Poster Session 3
Category: Diabetes
Poster Session 3
Megumi Koga, MD
NHO Nagasaki Medical Center
Omura, Nagasaki, Japan
Katsuhito Hayashi, MS
NHO Ureshino Medical Center
Ureshino, Saga, Japan
Ichiro Yasuhi, MD
Adviser
NHO Nagasaki Medical Center
Omura, Nagasaki, Japan
Women with a history of gestational diabetes (GDM) face a high risk of developing type 2 diabetes postpartum. Skeletal muscle is a major site of insulin-mediated glucose uptake, and low muscle mass may impair glucose regulation. This study examined whether appendicular skeletal muscle index (ASM-I) in early postpartum is associated with β-cell compensation and fasting glucose status during two-year follow-up in women with prior GDM.
This secondary analysis used data from a prospective observational study at a tertiary perinatal center in Japan. Singleton women with prior GDM underwent postpartum metabolic assessments including a 75g oral glucose tolerance test (OGTT) at 6-9 weeks, and follow-up OGTTs at 6 months, 1 year, and 2 years. Appendicular skeletal muscle mass was measured using bioelectrical impedance analysis at 4 weeks postpartum. ASM-I was calculated as muscle mass divided by body weight. The primary outcome was disposition index (DI) from the first follow-up OGTT. Secondary outcomes included fasting plasma glucose (FPG) and insulin levels across follow-up points. Associations were analyzed using multivariable linear regression models.

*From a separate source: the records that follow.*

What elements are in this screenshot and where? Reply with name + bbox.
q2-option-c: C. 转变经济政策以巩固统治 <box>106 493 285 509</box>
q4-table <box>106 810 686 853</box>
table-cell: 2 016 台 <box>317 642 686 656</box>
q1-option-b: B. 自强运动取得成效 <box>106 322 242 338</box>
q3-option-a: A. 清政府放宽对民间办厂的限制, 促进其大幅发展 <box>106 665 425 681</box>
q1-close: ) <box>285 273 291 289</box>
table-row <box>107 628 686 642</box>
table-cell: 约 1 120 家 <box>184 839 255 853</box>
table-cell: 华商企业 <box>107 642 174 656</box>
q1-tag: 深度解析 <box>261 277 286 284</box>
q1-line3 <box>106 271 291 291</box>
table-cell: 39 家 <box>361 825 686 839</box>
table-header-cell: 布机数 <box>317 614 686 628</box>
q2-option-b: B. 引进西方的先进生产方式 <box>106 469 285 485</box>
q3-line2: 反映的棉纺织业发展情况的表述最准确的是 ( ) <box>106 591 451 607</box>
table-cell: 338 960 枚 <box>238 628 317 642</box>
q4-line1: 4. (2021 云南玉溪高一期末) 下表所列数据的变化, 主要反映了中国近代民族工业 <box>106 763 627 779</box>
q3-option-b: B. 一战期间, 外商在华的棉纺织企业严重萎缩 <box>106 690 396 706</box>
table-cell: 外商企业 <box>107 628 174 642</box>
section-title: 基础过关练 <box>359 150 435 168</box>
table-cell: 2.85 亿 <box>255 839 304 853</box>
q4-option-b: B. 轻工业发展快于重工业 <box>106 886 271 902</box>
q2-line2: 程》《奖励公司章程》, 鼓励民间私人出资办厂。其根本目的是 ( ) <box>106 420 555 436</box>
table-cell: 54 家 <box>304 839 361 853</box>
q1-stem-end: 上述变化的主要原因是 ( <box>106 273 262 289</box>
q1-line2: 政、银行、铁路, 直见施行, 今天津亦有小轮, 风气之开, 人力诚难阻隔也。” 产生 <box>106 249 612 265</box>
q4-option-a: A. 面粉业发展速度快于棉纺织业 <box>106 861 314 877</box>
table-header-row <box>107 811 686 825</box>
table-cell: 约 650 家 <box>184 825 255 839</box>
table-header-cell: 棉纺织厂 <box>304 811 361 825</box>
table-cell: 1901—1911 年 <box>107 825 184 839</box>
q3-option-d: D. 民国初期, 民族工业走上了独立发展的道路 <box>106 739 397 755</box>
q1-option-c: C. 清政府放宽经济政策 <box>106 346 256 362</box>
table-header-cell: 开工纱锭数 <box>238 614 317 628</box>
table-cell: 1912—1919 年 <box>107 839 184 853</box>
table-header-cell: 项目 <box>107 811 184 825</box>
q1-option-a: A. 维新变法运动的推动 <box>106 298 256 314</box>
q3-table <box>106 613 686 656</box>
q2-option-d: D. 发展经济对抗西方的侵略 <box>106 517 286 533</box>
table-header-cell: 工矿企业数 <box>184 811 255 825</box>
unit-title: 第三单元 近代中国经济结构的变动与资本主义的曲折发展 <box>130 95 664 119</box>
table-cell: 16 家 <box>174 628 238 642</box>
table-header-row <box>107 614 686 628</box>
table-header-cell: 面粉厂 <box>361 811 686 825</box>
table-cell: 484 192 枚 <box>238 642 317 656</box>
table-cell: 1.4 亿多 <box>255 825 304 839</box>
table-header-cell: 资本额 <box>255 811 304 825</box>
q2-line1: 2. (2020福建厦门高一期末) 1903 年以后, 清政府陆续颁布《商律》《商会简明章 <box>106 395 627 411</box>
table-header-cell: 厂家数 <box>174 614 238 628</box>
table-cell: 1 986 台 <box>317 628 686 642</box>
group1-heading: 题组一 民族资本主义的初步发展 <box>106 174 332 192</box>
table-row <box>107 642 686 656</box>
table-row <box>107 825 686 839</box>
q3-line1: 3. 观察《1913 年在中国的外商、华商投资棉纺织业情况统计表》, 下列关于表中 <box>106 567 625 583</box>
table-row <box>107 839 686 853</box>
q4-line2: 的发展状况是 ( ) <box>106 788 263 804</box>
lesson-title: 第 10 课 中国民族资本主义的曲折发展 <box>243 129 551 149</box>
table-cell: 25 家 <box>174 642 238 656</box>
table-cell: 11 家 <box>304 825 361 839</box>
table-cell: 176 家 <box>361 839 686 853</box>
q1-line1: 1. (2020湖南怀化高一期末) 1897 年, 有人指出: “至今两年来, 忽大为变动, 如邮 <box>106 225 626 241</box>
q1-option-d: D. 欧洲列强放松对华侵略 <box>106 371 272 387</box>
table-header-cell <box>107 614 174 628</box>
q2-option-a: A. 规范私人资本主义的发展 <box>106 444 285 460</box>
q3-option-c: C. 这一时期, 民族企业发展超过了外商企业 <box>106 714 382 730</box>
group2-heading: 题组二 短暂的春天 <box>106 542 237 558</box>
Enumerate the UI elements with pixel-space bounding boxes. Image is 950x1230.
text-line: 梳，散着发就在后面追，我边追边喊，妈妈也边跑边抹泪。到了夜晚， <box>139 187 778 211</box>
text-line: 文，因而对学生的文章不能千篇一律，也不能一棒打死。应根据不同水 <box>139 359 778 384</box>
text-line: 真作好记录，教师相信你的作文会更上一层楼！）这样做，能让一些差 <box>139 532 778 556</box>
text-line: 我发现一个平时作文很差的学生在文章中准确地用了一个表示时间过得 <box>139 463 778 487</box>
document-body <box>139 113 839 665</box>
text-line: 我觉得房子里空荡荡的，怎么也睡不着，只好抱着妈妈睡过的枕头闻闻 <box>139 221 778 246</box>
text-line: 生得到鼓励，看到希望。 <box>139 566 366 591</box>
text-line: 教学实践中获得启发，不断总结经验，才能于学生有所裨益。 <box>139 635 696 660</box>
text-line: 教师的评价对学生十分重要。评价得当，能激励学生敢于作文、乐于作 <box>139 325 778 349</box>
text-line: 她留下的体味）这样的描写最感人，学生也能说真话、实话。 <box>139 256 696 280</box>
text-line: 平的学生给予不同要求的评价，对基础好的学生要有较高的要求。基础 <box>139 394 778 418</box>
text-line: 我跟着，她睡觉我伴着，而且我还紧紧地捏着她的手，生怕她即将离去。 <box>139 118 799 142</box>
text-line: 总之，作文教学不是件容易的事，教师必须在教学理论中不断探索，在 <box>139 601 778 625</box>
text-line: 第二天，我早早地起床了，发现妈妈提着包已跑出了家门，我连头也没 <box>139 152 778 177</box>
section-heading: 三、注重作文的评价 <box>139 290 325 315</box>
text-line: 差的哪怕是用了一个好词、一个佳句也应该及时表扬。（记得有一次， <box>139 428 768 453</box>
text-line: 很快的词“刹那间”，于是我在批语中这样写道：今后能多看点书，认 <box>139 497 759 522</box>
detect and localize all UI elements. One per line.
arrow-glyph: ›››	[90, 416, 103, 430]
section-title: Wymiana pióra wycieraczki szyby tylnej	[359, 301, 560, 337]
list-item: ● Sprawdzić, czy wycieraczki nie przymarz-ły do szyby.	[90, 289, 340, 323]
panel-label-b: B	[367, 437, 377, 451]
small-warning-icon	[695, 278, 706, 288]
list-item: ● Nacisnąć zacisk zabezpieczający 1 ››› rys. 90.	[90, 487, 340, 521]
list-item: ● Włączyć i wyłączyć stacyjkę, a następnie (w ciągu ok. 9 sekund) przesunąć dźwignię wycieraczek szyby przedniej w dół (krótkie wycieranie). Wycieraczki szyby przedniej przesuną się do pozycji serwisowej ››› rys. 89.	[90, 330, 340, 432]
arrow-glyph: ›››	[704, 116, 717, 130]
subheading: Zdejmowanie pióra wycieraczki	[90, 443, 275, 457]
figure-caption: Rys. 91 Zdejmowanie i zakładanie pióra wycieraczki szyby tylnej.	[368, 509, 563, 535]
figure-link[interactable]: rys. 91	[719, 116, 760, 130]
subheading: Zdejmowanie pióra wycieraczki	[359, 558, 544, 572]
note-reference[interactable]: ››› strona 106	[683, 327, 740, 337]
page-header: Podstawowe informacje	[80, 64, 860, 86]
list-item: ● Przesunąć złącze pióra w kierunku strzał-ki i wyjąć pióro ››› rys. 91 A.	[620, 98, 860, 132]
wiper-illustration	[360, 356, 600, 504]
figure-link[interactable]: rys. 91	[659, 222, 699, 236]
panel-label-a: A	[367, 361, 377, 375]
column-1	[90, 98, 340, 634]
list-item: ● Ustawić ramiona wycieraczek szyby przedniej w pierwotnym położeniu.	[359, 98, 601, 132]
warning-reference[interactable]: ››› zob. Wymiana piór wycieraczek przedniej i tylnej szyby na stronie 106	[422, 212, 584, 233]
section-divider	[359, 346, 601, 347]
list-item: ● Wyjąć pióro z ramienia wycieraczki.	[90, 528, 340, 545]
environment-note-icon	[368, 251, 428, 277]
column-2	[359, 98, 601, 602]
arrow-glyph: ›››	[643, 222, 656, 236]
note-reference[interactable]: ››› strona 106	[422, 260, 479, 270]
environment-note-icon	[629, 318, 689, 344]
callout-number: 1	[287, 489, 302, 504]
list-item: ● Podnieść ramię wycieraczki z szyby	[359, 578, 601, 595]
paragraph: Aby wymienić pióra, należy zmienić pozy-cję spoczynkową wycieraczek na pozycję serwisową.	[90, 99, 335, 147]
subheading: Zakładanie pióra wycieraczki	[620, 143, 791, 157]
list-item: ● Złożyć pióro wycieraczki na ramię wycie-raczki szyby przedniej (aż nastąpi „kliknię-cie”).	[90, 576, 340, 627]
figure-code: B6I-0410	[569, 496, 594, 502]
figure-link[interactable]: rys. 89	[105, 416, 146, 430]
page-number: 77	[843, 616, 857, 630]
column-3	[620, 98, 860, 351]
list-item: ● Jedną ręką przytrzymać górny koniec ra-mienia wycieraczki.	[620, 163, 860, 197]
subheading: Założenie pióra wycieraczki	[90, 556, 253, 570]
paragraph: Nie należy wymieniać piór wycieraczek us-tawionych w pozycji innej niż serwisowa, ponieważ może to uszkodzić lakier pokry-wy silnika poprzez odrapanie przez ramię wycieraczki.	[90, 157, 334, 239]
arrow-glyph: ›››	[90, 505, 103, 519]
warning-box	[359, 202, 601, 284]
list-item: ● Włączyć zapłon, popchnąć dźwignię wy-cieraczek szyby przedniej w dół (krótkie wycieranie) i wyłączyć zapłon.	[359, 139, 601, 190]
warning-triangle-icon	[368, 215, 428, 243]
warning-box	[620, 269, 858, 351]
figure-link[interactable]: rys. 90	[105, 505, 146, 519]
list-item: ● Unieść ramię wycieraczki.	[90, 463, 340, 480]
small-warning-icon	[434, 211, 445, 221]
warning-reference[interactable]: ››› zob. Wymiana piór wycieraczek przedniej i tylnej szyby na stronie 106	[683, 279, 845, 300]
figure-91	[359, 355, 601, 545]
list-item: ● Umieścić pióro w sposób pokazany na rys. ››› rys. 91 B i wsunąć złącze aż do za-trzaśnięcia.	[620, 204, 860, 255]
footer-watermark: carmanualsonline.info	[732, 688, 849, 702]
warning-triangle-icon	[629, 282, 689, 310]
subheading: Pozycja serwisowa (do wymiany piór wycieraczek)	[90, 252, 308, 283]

Among 139 women (mean age 34.0 ± 5.0 years; BMI 24.5 ± 5.2 kg/m²), higher ASM-I at 4 weeks postpartum was significantly associated with greater DI at the first follow-up OGTT (β = 0.28, p < 0.005), indicating better β-cell compensation. ASM-I was also inversely associated with FPG and insulin levels at 6 months, 1 year, and 2 years (all p < 0.05). Women in the lowest ASM-I quartile had persistently elevated FPG and insulin, suggestive of insulin resistance and β-cell dysfunction.